Batter drew up his chin and replied to this appeal, “I say nothing, your worship; but—a—that is to say—”

“Go to the devil!” cried the enraged magistrate; “this is what I have to go through, daily, brother Reginald.”

“Ay, but, brother Waldron—”

“I know, I know!” exclaimed Sir Waldron, interrupting Reginald; “I know what you are going to say; but my patience has been long exhausted with these boobies.—What did you bring the men before me for?” shouted the magistrate in a thundering tone.

“Well, then, your worship,” said Quality, no whit moved, “ask Batter.”

Batter, with great gravity, declined the honour, and protested against taking precedence of his senior, Onesiphorus Quality; who, he vowed, had bestirred himself as principal in the affair, and laudably exerted himself to the utmost extent of his mental and bodily powers, to bring the delinquents before his worship.

While the worthy constable was making a speech to the foregoing effect, Sir Waldron sat tilting his chair on its hind legs, shaking his head up and down with great velocity, beating the devil's tatoo with the fingers of his right-hand on the back of his left, and gazing at his pale and placid brother Reginald with an expression of countenance, which the latter understood as meaning “Now you hear! could Job himself bear this, brother?” That was, in truth, what Sir Waldron intended to convey to Reginald by his looks; and when Batter concluded, he rose from his chair, and with a stride, which might be pronounced emphatic, moved towards the window, turning his back upon the constables and prisoners, apparently determined to leave the settlement of the affair to Reginald himself. The citizen brother had highly enjoyed the whole scene, and while Waldron was walking away, observed to Reginald, that Batter and Quality differed essentially from the police of the metropolis, who, if they had a fault,—and this he professed, with a roguish sneer, to say under correction,—it was the immense crop of evidence which they were generally prepared to yield.

Let it not be imagined, that during the preceding dialogue, Mr. Jeremiah—or as he chose to designate himself by the diminutive,—Darby Doherty remained voluntarily silent.
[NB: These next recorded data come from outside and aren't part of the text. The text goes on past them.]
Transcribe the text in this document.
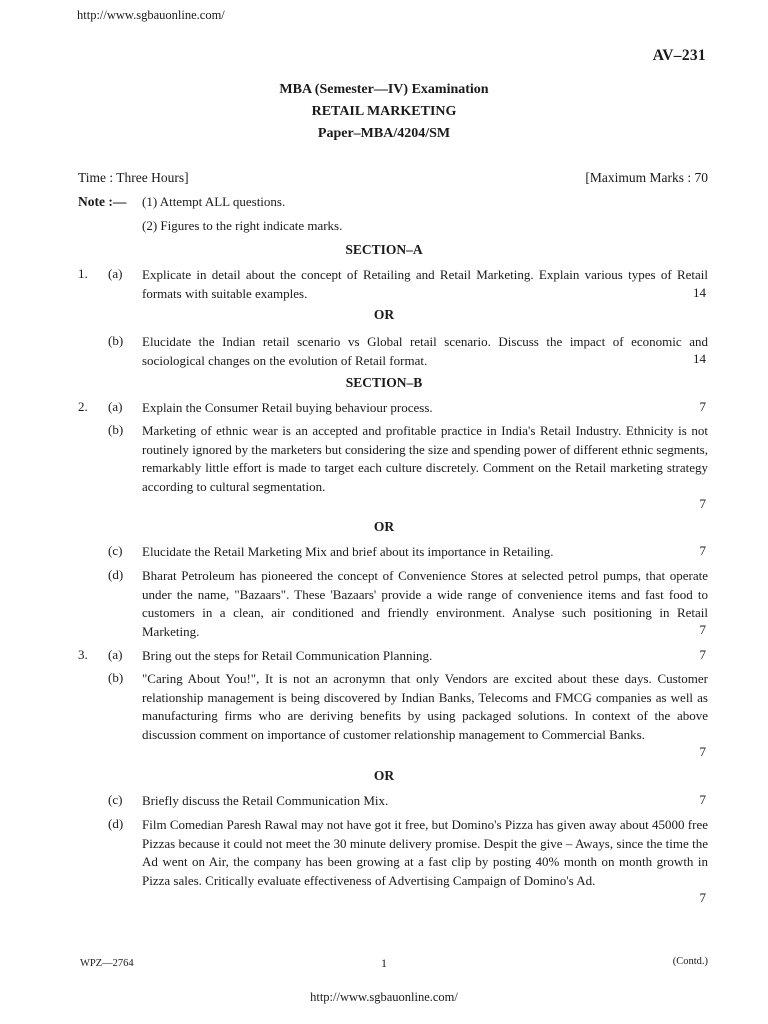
http://www.sgbauonline.com/
AV–231
MBA (Semester—IV) Examination
RETAIL MARKETING
Paper–MBA/4204/SM
Time : Three Hours]	[Maximum Marks : 70
Note :— (1) Attempt ALL questions.
(2) Figures to the right indicate marks.
SECTION–A
1. (a) Explicate in detail about the concept of Retailing and Retail Marketing. Explain various types of Retail formats with suitable examples.	14
OR
(b) Elucidate the Indian retail scenario vs Global retail scenario. Discuss the impact of economic and sociological changes on the evolution of Retail format.	14
SECTION–B
2. (a) Explain the Consumer Retail buying behaviour process.	7
(b) Marketing of ethnic wear is an accepted and profitable practice in India's Retail Industry. Ethnicity is not routinely ignored by the marketers but considering the size and spending power of different ethnic segments, remarkably little effort is made to target each culture discretely. Comment on the Retail marketing strategy according to cultural segmentation.
7
OR
(c) Elucidate the Retail Marketing Mix and brief about its importance in Retailing.	7
(d) Bharat Petroleum has pioneered the concept of Convenience Stores at selected petrol pumps, that operate under the name, "Bazaars". These 'Bazaars' provide a wide range of convenience items and fast food to customers in a clean, air conditioned and friendly environment. Analyse such positioning in Retail Marketing.	7
3. (a) Bring out the steps for Retail Communication Planning.	7
(b) "Caring About You!", It is not an acronymn that only Vendors are excited about these days. Customer relationship management is being discovered by Indian Banks, Telecoms and FMCG companies as well as manufacturing firms who are deriving benefits by using packaged solutions. In context of the above discussion comment on importance of customer relationship management to Commercial Banks.
7
OR
(c) Briefly discuss the Retail Communication Mix.	7
(d) Film Comedian Paresh Rawal may not have got it free, but Domino's Pizza has given away about 45000 free Pizzas because it could not meet the 30 minute delivery promise. Despit the give – Aways, since the time the Ad went on Air, the company has been growing at a fast clip by posting 40% month on month growth in Pizza sales. Critically evaluate effectiveness of Advertising Campaign of Domino's Ad.
7
WPZ—2764	1	(Contd.)
http://www.sgbauonline.com/
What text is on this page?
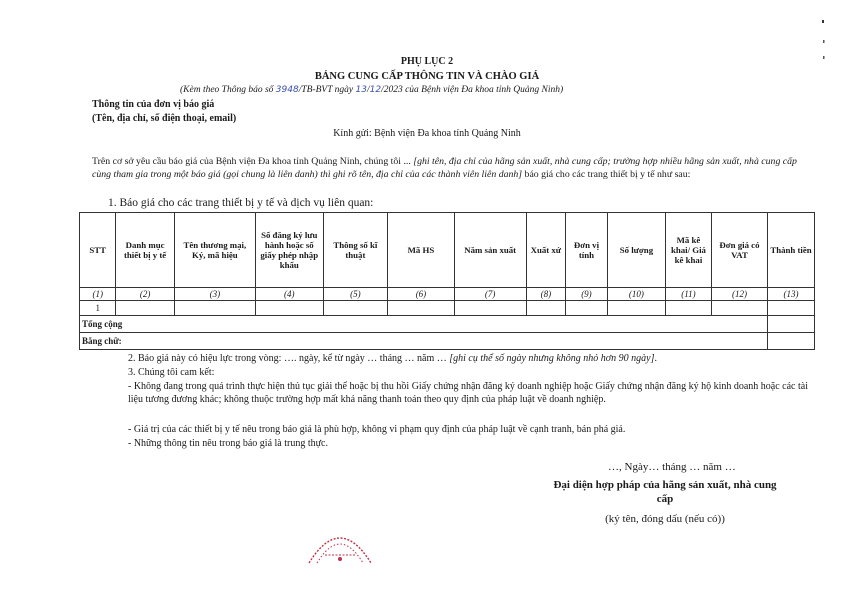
PHỤ LỤC 2
BẢNG CUNG CẤP THÔNG TIN VÀ CHÀO GIÁ
(Kèm theo Thông báo số 3948/TB-BVT ngày 13/12/2023 của Bệnh viện Đa khoa tỉnh Quảng Ninh)
Thông tin của đơn vị báo giá
(Tên, địa chỉ, số điện thoại, email)
Kính gửi: Bệnh viện Đa khoa tỉnh Quảng Ninh
Trên cơ sở yêu cầu báo giá của Bệnh viện Đa khoa tỉnh Quảng Ninh, chúng tôi ... [ghi tên, địa chỉ của hãng sản xuất, nhà cung cấp; trường hợp nhiều hãng sản xuất, nhà cung cấp cùng tham gia trong một báo giá (gọi chung là liên danh) thì ghi rõ tên, địa chỉ của các thành viên liên danh] báo giá cho các trang thiết bị y tế như sau:
1. Báo giá cho các trang thiết bị y tế và dịch vụ liên quan:
STT	Danh mục thiết bị y tế	Tên thương mại, Ký, mã hiệu	Số đăng ký lưu hành hoặc số giấy phép nhập khẩu	Thông số kĩ thuật	Mã HS	Năm sản xuất	Xuất xứ	Đơn vị tính	Số lượng	Mã kê khai/ Giá kê khai	Đơn giá có VAT	Thành tiền
(1)	(2)	(3)	(4)	(5)	(6)	(7)	(8)	(9)	(10)	(11)	(12)	(13)
1												
Tổng cộng												
Bằng chữ:												
2. Báo giá này có hiệu lực trong vòng: …. ngày, kể từ ngày … tháng … năm … [ghi cụ thể số ngày nhưng không nhỏ hơn 90 ngày].
3. Chúng tôi cam kết:
- Không đang trong quá trình thực hiện thủ tục giải thể hoặc bị thu hồi Giấy chứng nhận đăng ký doanh nghiệp hoặc Giấy chứng nhận đăng ký hộ kinh doanh hoặc các tài liệu tương đương khác; không thuộc trường hợp mất khả năng thanh toán theo quy định của pháp luật về doanh nghiệp.
- Giá trị của các thiết bị y tế nêu trong báo giá là phù hợp, không vi phạm quy định của pháp luật về cạnh tranh, bán phá giá.
- Những thông tin nêu trong báo giá là trung thực.
…, Ngày… tháng … năm …
Đại diện hợp pháp của hãng sản xuất, nhà cung cấp
(ký tên, đóng dấu (nếu có))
He frequently attempted to address the magistrate; but Quality, who was not only silent himself, but the cause of silence in others, as soon as Darby opened his mouth, covered the aperture with his broad hard palm, and safely barricadoed the portals of speech. Darby, with his wooden leg, trod on Quality's corns; and Quality, notwithstanding the anguish he suffered, replied only by a terrific nudge with his staff in Doherty's ribs, which was imperceptible to all present but the receiver. Quality was very generous with his nudges to prisoners who were at all refractory, and attempted to break silence in his worship's presence: much to the indignation of Sir Waldron, who often wondered where he could have picked up the word, Quality denominated these nudges, “apothegms.”

The Reverend Reginald Hackle now took up the examination, and, with some difficulty, discovered that the prisoners had quarrelled at the fair, sought out the constables, and insisted upon going before a magistrate. “Upon this,” quoth Batter, “we took them into custody. The child,” added he, “seemed as glad to come as anybody;—so, what to make of it, I, for one, don't know.—-Perhaps I've suspicions they've picked up the girl, and are quarrelling between themselves about her clothes, and ornamental valuables;—that, however, I shall keep to myself.—I have searched the prisoners separately. The pedlar's pack contains ribbons of various patterns and lengths; human hair of ditto ditto; silk and imitation handkerchiefs, bits of lace, and cetera, and so forth; a large pair of shears, a pocket-bible much worn, and, three red herrings.”

“More red herrings!” exclaimed Darby, emancipating himself by a sudden movement from the gripe of Quality, and advancing to a position whence he could look the pedlar fall in the face; “three more red herrings! Well, after that I've done, any how!”.